L’assenza forzata delle architetture x86 di Intel e AMD ha spinto la Russia a cercare alternative. La risposta è arrivata dalla Cina, con l’adozione dell’architettura LoongArch sviluppata da Loongson. Non è un dettaglio secondario. I modelli presentati sono Irtysh C616 a 16 core e C632 a 32 core, con una versione a 64 core già prevista. Numeri che raccontano ambizione, ma che vanno letti insieme alla base tecnologica su cui poggiano.
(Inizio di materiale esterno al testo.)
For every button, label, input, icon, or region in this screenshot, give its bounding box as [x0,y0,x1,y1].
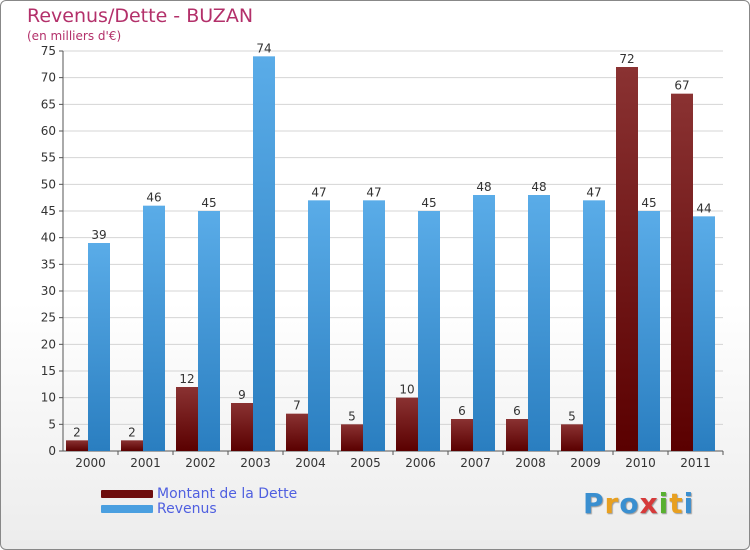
logo-letter: r [604,487,620,520]
logo-letter: i [658,487,670,520]
debt-value-label: 5 [348,409,356,423]
y-tick-label: 10 [41,391,56,405]
label-layer: 2 39 2 46 12 45 9 74 7 47 5 47 10 45 6 48 6 48 5 47 72 45 67 44 [73,41,711,439]
x-tick-label: 2002 [185,456,216,470]
debt-bar [341,424,363,451]
debt-bar [506,419,528,451]
debt-value-label: 67 [674,79,689,93]
y-tick-label: 60 [41,124,56,138]
revenus-value-label: 39 [91,228,106,242]
logo-letter: o [619,487,640,520]
x-tick-label: 2010 [625,456,656,470]
debt-value-label: 12 [179,372,194,386]
legend-label-revenus: Revenus [157,501,217,517]
debt-value-label: 7 [293,399,301,413]
revenus-bar [253,56,275,451]
logo-letter: t [669,487,684,520]
x-tick-label: 2009 [570,456,601,470]
revenus-value-label: 74 [256,41,271,55]
legend-item-debt: Montant de la Dette [101,487,297,502]
debt-bar [121,440,143,451]
logo-letter: P [583,487,605,520]
x-tick-label: 2003 [240,456,271,470]
y-tick-label: 40 [41,231,56,245]
revenus-bar [528,195,550,451]
debt-value-label: 2 [128,425,136,439]
y-tick-label: 45 [41,204,56,218]
legend-swatch-revenus [101,505,153,513]
logo-letter: i [683,487,695,520]
revenus-value-label: 47 [311,185,326,199]
debt-value-label: 9 [238,388,246,402]
debt-bar [176,387,198,451]
chart-subtitle: (en milliers d'€) [27,29,122,43]
chart-title: Revenus/Dette - BUZAN [27,5,254,27]
y-tick-label: 30 [41,284,56,298]
revenus-bar [693,216,715,451]
revenus-bar [583,200,605,451]
revenus-value-label: 47 [586,185,601,199]
revenus-value-label: 48 [476,180,491,194]
debt-bar [66,440,88,451]
debt-bar [616,67,638,451]
y-tick-label: 55 [41,151,56,165]
revenus-bar [308,200,330,451]
x-tick-label: 2007 [460,456,491,470]
grid-layer [63,50,723,452]
x-tick-label: 2004 [295,456,326,470]
y-tick-label: 50 [41,177,56,191]
revenus-bar [88,243,110,451]
revenus-bar [473,195,495,451]
logo-letter: x [639,487,659,520]
debt-value-label: 5 [568,409,576,423]
y-tick-label: 65 [41,97,56,111]
revenus-bar [198,211,220,451]
legend: Montant de la Dette Revenus [101,487,297,517]
y-tick-label: 0 [48,444,56,458]
revenus-value-label: 45 [421,196,436,210]
x-tick-label: 2005 [350,456,381,470]
revenus-value-label: 45 [201,196,216,210]
revenus-bar [638,211,660,451]
y-tick-label: 15 [41,364,56,378]
legend-swatch-debt [101,490,153,498]
proxiti-logo: Proxiti [583,487,694,520]
debt-bar [286,413,308,451]
legend-label-debt: Montant de la Dette [157,486,298,502]
y-tick-label: 75 [41,44,56,58]
debt-value-label: 6 [458,404,466,418]
y-tick-label: 70 [41,71,56,85]
x-tick-label: 2001 [130,456,161,470]
revenus-value-label: 45 [641,196,656,210]
y-tick-label: 25 [41,311,56,325]
debt-value-label: 6 [513,404,521,418]
debt-bar [451,419,473,451]
x-tick-label: 2011 [680,456,711,470]
debt-bar [561,424,583,451]
x-tick-label: 2000 [75,456,106,470]
debt-value-label: 10 [399,383,414,397]
revenus-bar [143,205,165,451]
y-tick-label: 35 [41,257,56,271]
debt-bar [671,93,693,452]
revenus-value-label: 44 [696,201,711,215]
x-tick-label: 2008 [515,456,546,470]
x-tick-label: 2006 [405,456,436,470]
bar-layer [66,56,715,452]
revenus-value-label: 47 [366,185,381,199]
y-tick-label: 20 [41,337,56,351]
revenus-bar [363,200,385,451]
debt-bar [396,397,418,451]
revenus-value-label: 48 [531,180,546,194]
debt-bar [231,403,253,451]
y-tick-label: 5 [48,417,56,431]
debt-value-label: 2 [73,425,81,439]
revenus-value-label: 46 [146,191,161,205]
legend-item-revenus: Revenus [101,502,297,517]
debt-value-label: 72 [619,52,634,66]
revenus-bar [418,211,440,451]
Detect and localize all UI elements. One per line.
Tutta la serie utilizza il core LA664 di Loongson, con pipeline a sei stadi, esecuzione fuori ordine, supporto multi-threading e istruzioni vettoriali LSX e LASX. Architettura moderna, sì, ma non progettata localmente. Sul piano tecnico, il modello a 16 core raggiunge 2,2 GHz con 32 MB di cache L3 e supporto DDR4-3200 quad-channel. Le prestazioni in virgola mobile arrivano a 844,8 GFLOPS, con consumi tra 100 e 120 watt.

La variante a 32 core scende a 2,1 GHz ma raddoppia la cache a 64 MB e supporta memoria a otto canali. Le prestazioni dichiarate salgono a 1612,8 GFLOPS, con un TDP che può toccare i 200 watt. Il confronto con Xeon di precedente generazione e con Zen3 o Ice Lake viene riportato direttamente dalle dichiarazioni ufficiali. Resta però una comparazione teorica, legata più ai numeri che a scenari reali complessi.

Il punto chiave è nella strategia di Loongson. Nel novembre 2023, durante il lancio del 3A6000, è stata annunciata l’apertura in licenza della proprietà intellettuale, inclusi core CPU e set di istruzioni. Questo ha permesso a realtà esterne di costruire soluzioni basate su quella tecnologia. Tra queste, la stessa iniziativa russa, che ha adottato il core LA664 insieme a componenti come DDR4 e interfaccia PCIe 4.0.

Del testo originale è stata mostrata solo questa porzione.